Every year, over 2.5 billion metric tons of food is wasted throughout the world, and about half of which is wasted on farms in Europe and the United States. This leaves a significant impact on the climate.
• What are the causes of food wastage?
Food waste, on average, is distributed fairly across the food supply chain. Agricultural manufacturing is one of the main causes of the food wastage, accounting for 33% of all food waste generated. Upstream wastage volumes, which include production, post-harvest handling, and storage, account for 54% of total wastage, while downstream wastage volumes, which include processing, distribution, and consumption, account for 46%.
• The environmental consequences of food waste
Food waste significantly contributes to greenhouse gas emissions. Food waste frequently ends up in landfills. As it rots in the landfill, it emits methane, a greenhouse gas that is even more powerful than CO2. Greenhouse gases are also emitted during the manufacturing and delivery of food. Methane is produced by cows raised as livestock, whereas, carbon dioxide is mainly produced by vehicle emissions that transport food.
Food waste constitutes a significant waste of freshwater and groundwater resources, with agriculture accounting for 70% of all water consumed globally. Throwing away a kilo of beef is actually wasting 50,000 liters of water that is used to produce beef. Similarly, pouring a glass of milk down the drain wastes approximately 1,000 liters of water.

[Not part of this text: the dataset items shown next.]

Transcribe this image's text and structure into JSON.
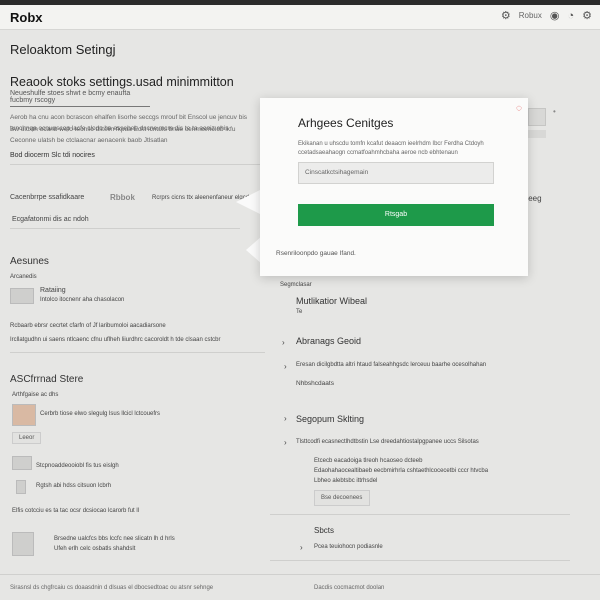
{
  "app": {
    "logo": "Robx"
  },
  "topbar": {
    "icons": [
      "gear-icon",
      "robux-icon",
      "user-icon",
      "bell-icon",
      "gear-icon"
    ],
    "balance": "Robux"
  },
  "page": {
    "title": "Reloaktom Setingj",
    "section_title": "Reaook stoks settings.usad minimmitton",
    "tab_text": "Neueshulfe stoes shwt e bcmy enaufta fucbmy rscogy",
    "para1": "Aerob ha cnu acon bcrascon ehalfen lisorhe seccgs mrouf bit Enscol ue jencuv bis tunchnqa ocnuuscop lacfe clodc ha esseheb dscne mcm dis te ta aeniz ehis",
    "para2": "Bw ulcxth ocanb wefo teonilo dlitelin fkpua Eckt icntulu bnae cenmcenolob lkfu Ceconne ulatsh be ctclaacnar aenacenk baob Jtlsatlan",
    "smallhead": "Bod diocerm Slc tdi nocires",
    "row_label": "Cacenbrrpe ssafidkaare",
    "row_value": "Rbbok",
    "row_hint": "Rcrprs cicns ttx aleenenfaneur elgcds",
    "row_right": "Ieeg",
    "sub_label": "Ecgafatonmi dis ac ndoh"
  },
  "left": {
    "acc_title": "Aesunes",
    "acc_sub": "Arcanedis",
    "acc_item": "Rataiing",
    "acc_item_sub": "Intolco itocnenr aha chasolacon",
    "acc_line1": "Rcbaarb ebrsr cecrtet cfarfn of Jf laribumoloi aacadiarsone",
    "acc_line2": "Ircllatgudhn ui saens ntlcaenc cfnu uflheh liiurdhrc cacoroldt h tde clsaan cstcbr",
    "store_title": "ASCfrrnad Stere",
    "store_sub": "Arthfgaise ac dhs",
    "store_item1": "Cerbrb tiose elwo slegulg lsus llcicl lctcouefrs",
    "store_chip": "Leeor",
    "store_item2": "Stcpnoaddeooiobl fis tus eislgh",
    "store_item3": "Rgtsh abi hdss citsuon lcbrh",
    "store_line": "Elfis cotcciu es ta tac ocsr dcsiocao lcarorb fut ll",
    "store_item4": "Brsedne ualcfcs bbs lccfc nee slicatn lh d hrls",
    "store_item4b": "Ufeh erlh celc osbatls shahdslt"
  },
  "right": {
    "label_top": "Segmclasar",
    "h_mult": "Mutlikatior Wibeal",
    "mult_sub": "Te",
    "h_adv": "Abranags Geoid",
    "adv_line": "Eresan dicilgbdtta altri htaud falseahhgsdc lerceuu baarhe ocesolhahan",
    "adv_sub": "Nhbshcdaats",
    "h_sec": "Segopum Sklting",
    "sec_line": "Tlsttcodfi ecasnectlhdtbstin Lse dreedahtiostalpgpanee uccs Silsotas",
    "sec_item1": "Etcecb eacadoiga tlreoh hcaoseo dcteeb",
    "sec_item1b": "Edaohahaocealtibaeb eecbmirhrla cshtaethlcocecetbi cccr htvcba",
    "sec_item2": "Lbheo alebtsbc ittrhsdel",
    "sec_btn": "Bse decoenees",
    "h_stu": "Sbcts",
    "stu_line": "Pcea teuiohocn podiasnle"
  },
  "modal": {
    "title": "Arhgees Cenitges",
    "desc": "Ekikanan u uhscdu tomfn kcafut deaacm ieelrhdm Ibcr Ferdha Ctdoyh ccetadsaeahaogn ccmatfoahmhcbaha aeroe ncb ebhtenaun",
    "input_value": "Cinscatkctsihagemain",
    "button_label": "Rtsgab",
    "footer": "Rsenriloonpdo gauae Ifand."
  },
  "footer": {
    "left": "Sirasnsl ds chgfrcaiu cs doaasdnin d dlsuas el dbocsedtoac ou atsnr sehnge",
    "right": "Dacdis cocmacmot doolan"
  },
  "colors": {
    "accent_green": "#1e9a4a",
    "close_red": "#dd4444",
    "modal_bg": "#fbfbfa",
    "page_bg": "#e6e6e4"
  }
}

When it comes to land use, around 1.4 billion hectares, or nearly one-third of the world’s total agricultural land area, is used to cultivate food that is thrown away. Every year, millions of gallons of oil are spent to create food that is not consumed. And none of this takes into consideration the detrimental effects on biodiversity caused by activities such as monocropping and the conversion of natural lands.
• What can be done to prevent food waste?
Food manufacturers and suppliers can do many things to reduce the amount of food wasted. Food producers might invest in technologies for storage and preservation. If food is not properly kept after harvest, it may spoil. Refrigeration is not always accessible in some locations. This is especially the case in many poor nations. Scientists are studying cooling alternatives in these areas. One possibility is to dry the food and keep it in a moisture-proof container.
Food is sometimes deemed unfit for human consumption. Instead of tossing out all of that food, part of it may be utilized as livestock feed. Today, a large amount of agricultural land is dedicated to growing crops to feed livestock. Clearing land for farming damages the ecosystem of local animals and plants, therefore there are always alternatives to consider.
However, there are things that consumers can do to decrease the quantity of food that is wasted. This includes people like you and me! We can store food properly so that it does not spoil. When we eat out, we may request lighter servings. Lastly, instead of tossing away food waste, we can benefit the soil by composting it.